Al termine della prova, posso affermare che la potenza erogata dall'apparecchio risulta più che adeguata per una corretta sonorizzazione di una sala di ascolto di dimensioni medie, a patto che non si pretenda di pilotare diffusori "impossibili".

Lamentele

L'analisi delle performances musicali dell'apparecchio, effettuata segmentando i singoli particolari, conduce inevitabilmente a rilevare un qualche difettuccio.

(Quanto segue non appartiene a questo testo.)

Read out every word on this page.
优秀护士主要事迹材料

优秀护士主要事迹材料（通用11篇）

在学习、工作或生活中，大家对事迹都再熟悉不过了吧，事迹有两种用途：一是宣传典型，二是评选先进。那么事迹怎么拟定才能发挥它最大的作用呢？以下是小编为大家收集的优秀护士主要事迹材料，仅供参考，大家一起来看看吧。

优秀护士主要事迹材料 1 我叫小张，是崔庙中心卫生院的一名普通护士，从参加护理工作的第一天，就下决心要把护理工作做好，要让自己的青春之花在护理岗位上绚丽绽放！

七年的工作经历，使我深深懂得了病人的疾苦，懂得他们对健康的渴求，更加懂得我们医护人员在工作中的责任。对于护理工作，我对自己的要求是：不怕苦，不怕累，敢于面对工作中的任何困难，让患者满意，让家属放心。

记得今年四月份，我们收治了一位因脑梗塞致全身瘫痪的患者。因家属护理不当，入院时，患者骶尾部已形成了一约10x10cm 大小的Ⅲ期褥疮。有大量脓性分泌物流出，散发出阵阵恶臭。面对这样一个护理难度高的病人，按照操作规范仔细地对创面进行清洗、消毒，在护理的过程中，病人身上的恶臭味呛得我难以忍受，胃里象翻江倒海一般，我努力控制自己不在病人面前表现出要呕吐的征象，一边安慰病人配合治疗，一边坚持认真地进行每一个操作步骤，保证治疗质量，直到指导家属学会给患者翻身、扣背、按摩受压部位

Ma non credo sia questa la giusta chiave di lettura del Nimis, che manifesta un suo preciso carattere musicale, orientato a fornire una prestazione musicale globale e fatta di sensazioni.

Anche se queste sono peculiarità dell'apparecchio che non mancheranno certamente di trovare qualche convinto estimatore, giudico scomodi e poco pratici i controlli sdoppiati per ciascun canale e l'interruttore di accensione collocato sul pannello posteriore dell'amplificatore.

Considerazioni e consigli d'uso

[Synthesis Nimis]

Affiancategli una coppia di diffusori dal carico non troppo ostico, di buona efficienza, con un bel basso controllato, generosi e caldi in gamma media, accurati e di buon spessore in quella più alta, e lui saprà ripagarvi elargendovi un suono fluido ed omogeneo, tranquillo e umoroso.

Una buona coppia di cavi di potenza "solid core", quali i nostri TNT FFRC, particolarmente liquidi in gamma media, contribuiranno ad ottenere un risultato di qualità.

Per la sorgente, sarà sufficiente orientarsi verso un modello di costo medio/basso ma ben suonante, del livello del Marantz CD67, per intendersi.

Conclusioni

Desiderate un'oggettino esteticamente incantevole (vi garantisco che le foto non rendono assolutamente giustizia al Nimis!), con il fascino che solo gli apparecchi a tubi sanno proporre, da assecondare nelle sue piccole manie e con il quale dividere spensierati e rilassanti momenti di buona musica in piena tranquillità?
Aborrite quella frenesia che porta a ritrovarsi con la schiena sollevata dalla poltrona, la fronte corrucciata e l'orecchio teso alla scoperta dei più minuscoli particolari, pronti a sobbalzare non appena notate che la soprano di turno ha abbandonato per un lungo istante il posto che le compete nell'ambito del palcoscenico virtuale?

Beh, forse avete trovato l'oggetto che fa per voi... per tutti gli altri, la ricerca continua!

Un sincero ringraziamento a Luigi Lorenzon della Synthesis, per averci messo a disposizione il piccolo amplificatore integrato Nimis utilizzato per questa prova.